Visa & entry rules by passport, the new EU border system, money, and safety.

Entry rules depend entirely on your passport: most non-EU visa-exempt nationalities (US, Canada, UK, Australia, NZ, and 60+ others) can stay up to 90 days within any 180-day period without a visa, though 2026 brings two real changes — the EU's biometric Entry/Exit System (EES), fully live since April 2026, and ETIAS, a €20 pre-travel authorization expected to launch in Q4 2026. France uses the euro; carry some cash for small cafés and markets, cards work almost everywhere else. It's a safe country overall — the real risk is opportunistic pickpocketing in tourist crowds and on certain Metro lines, not violent crime.

This is the unglamorous section that quietly determines whether your trip goes smoothly: whether you actually need a visa (short answer: depends on your passport, and 2026 has genuinely changed the process), how much cash to carry, and what's real versus overblown on the safety front.

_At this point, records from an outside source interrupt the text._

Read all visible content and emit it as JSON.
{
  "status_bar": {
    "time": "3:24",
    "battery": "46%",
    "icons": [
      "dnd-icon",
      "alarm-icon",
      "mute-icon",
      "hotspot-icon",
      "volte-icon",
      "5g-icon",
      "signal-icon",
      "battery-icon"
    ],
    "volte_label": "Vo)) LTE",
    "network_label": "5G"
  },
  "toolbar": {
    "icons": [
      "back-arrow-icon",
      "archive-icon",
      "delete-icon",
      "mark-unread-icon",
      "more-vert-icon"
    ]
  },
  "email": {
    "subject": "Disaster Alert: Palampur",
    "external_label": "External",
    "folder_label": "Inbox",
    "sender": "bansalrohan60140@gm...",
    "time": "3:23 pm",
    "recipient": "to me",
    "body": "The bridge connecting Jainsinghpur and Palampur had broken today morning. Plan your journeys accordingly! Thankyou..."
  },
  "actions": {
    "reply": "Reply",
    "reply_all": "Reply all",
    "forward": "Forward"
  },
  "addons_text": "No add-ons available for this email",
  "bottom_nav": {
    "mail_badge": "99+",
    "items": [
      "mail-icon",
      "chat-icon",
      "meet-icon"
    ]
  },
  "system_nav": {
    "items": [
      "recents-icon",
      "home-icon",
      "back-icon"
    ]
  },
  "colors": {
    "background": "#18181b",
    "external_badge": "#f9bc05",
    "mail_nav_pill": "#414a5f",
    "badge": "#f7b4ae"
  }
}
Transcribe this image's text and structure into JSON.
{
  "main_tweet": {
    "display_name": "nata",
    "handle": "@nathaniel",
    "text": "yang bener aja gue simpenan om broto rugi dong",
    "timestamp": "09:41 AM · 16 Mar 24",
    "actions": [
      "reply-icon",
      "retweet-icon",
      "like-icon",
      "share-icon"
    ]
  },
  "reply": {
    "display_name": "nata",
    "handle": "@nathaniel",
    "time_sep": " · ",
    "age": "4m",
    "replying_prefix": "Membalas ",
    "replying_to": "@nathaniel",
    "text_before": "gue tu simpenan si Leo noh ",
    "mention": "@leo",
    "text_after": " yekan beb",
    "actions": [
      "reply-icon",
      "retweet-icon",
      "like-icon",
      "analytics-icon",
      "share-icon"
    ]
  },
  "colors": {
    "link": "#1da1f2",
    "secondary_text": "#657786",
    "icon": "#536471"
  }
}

Questions people actually ask

Do I need a visa to visit France?
It depends on your passport — see our full visa & entry guide. Most Western nationalities (US, Canada, UK, Australia, NZ, and dozens more) get a 90-day visa-free stay within any 180-day period across the whole Schengen Area, but 2026 adds new steps: biometric registration under the EU's Entry/Exit System, and — expected in Q4 2026 — a paid ETIAS travel authorization for visa-exempt travelers.
Is Paris safe to visit?
Yes, overall — violent crime against tourists is rare. The real, common risk is pickpocketing and distraction scams (petition scams, fake friendship bracelets, phone snatching) in crowded tourist spots and on certain Metro lines. None of it is dangerous, just annoying — basic bag awareness handles most of it.
What currency does France use?
The euro (€). Cards are accepted almost everywhere, including small shops and taxis, but carry some cash for markets, small bakeries, and public restrooms that sometimes charge a small coin fee. Contactless payment is standard and widely expected.